Business Editors
LAS VEGAS--(BUSINESS WIRE)--Sept. 12, 2002
Paul-Son Gaming Corporation ("Paul-Son") (Nasdaq:PSON) announced today that its stockholders approved the combination transaction with Etablissements Bourgogne et Grasset ("B&G") and B&G's subsidiary, The Bud Jones Company. As a result of the stockholder approval, Paul-Son and B&G intend to complete steps to consummate the combination before the end of business today, September 12, 2002. Paul-Son intends to issue a subsequent press release once the combination has been completed.
In addition to approving the combination, all other proposals at the meeting were approved, including the re-election of Eric P. Endy as a director, amendments to Paul-Son's articles of incorporation to (1) remove certain Nevada anti-takeover provisions, (2) remove certain control share redemption provisions, (3) remove supermajority voting requirements to approve asset sales, mergers and share exchanges, (4) remove supermajority voting requirements for amendments to Paul-Son's articles of incorporation and (5) to modify provisions with respect to certain gaming regulatory matters.
Paul-Son is a leading manufacturer and supplier of casino table game equipment.
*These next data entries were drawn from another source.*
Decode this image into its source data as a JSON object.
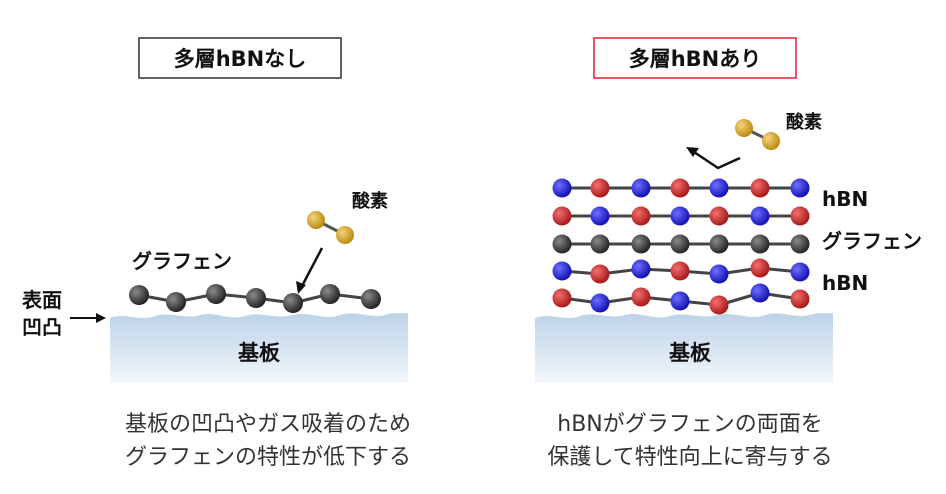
{
  "left_panel": {
    "title": "多層hBNなし",
    "oxygen_label": "酸素",
    "graphene_label": "グラフェン",
    "surface_label_line1": "表面",
    "surface_label_line2": "凹凸",
    "substrate_label": "基板",
    "caption_line1": "基板の凹凸やガス吸着のため",
    "caption_line2": "グラフェンの特性が低下する"
  },
  "right_panel": {
    "title": "多層hBNあり",
    "oxygen_label": "酸素",
    "layer_labels": [
      "hBN",
      "グラフェン",
      "hBN"
    ],
    "substrate_label": "基板",
    "caption_line1": "hBNがグラフェンの両面を",
    "caption_line2": "保護して特性向上に寄与する"
  },
  "colors": {
    "left_title_border": "#333333",
    "right_title_border": "#d9232a",
    "boron_blue": "#1a1ad0",
    "nitrogen_red": "#cc1f1f",
    "carbon_gray": "#333333",
    "oxygen_gold": "#d4a020",
    "substrate_top": "#c8d9ea",
    "substrate_bottom": "#f2f6fb"
  }
}
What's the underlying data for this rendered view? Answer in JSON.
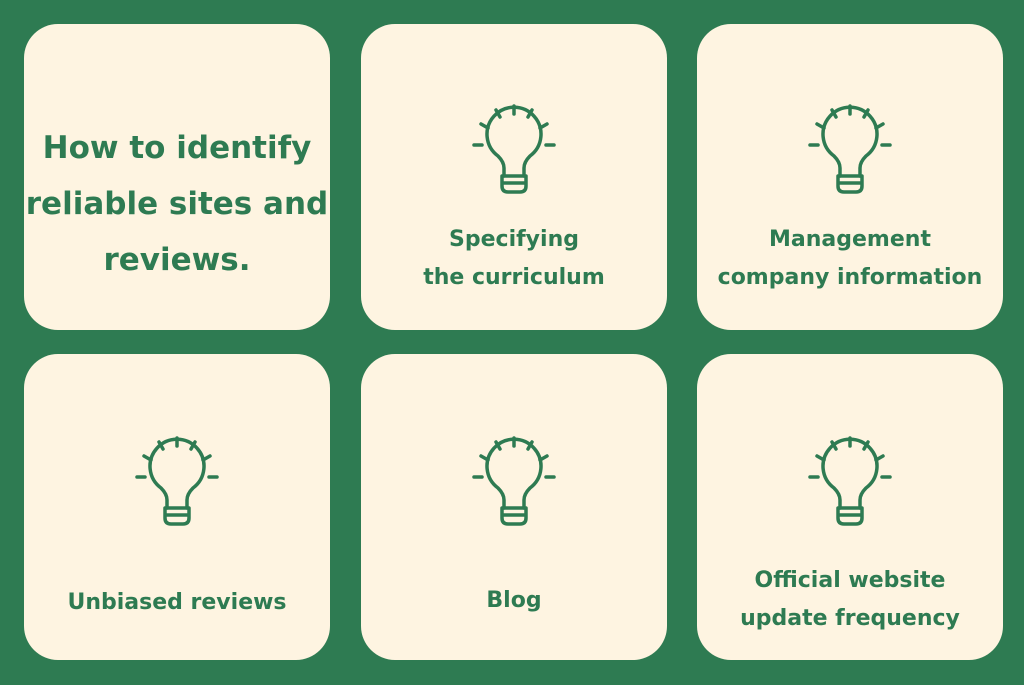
{
  "colors": {
    "background": "#2e7b52",
    "card": "#fef4e1",
    "accent": "#2e7b52"
  },
  "title": [
    "How to identify",
    "reliable sites and",
    "reviews."
  ],
  "cards": [
    {
      "icon": "lightbulb-icon",
      "lines": [
        "Specifying",
        "the curriculum"
      ]
    },
    {
      "icon": "lightbulb-icon",
      "lines": [
        "Management",
        "company information"
      ]
    },
    {
      "icon": "lightbulb-icon",
      "lines": [
        "Unbiased reviews"
      ]
    },
    {
      "icon": "lightbulb-icon",
      "lines": [
        "Blog"
      ]
    },
    {
      "icon": "lightbulb-icon",
      "lines": [
        "Official website",
        "update frequency"
      ]
    }
  ]
}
Paul-Son's products include casino chips, "plaques" and "jetons" (the European equivalents of casino chips), table game layouts, playing cards, dice, gaming furniture (such as roulette wheels, blackjack tables and craps table) and other casino table game accessories (such as chip trays, drop boxes and dealing shoes) to licensed casinos all over the world.
This press release includes "forward-looking statements" within the meaning of Section 27A of the Securities Act of 1933 and Section 21E of the Securities Exchange Act of 1934 that are subject to risks and uncertainties. Such forward-looking statements include, without limitation, satisfaction of all other conditions precedent to the proposed combination and other risks more fully described in Paul-Son's previous filings with the Securities and Exchange Commission, including the Definitive Proxy Statement filed on August 9, 2002.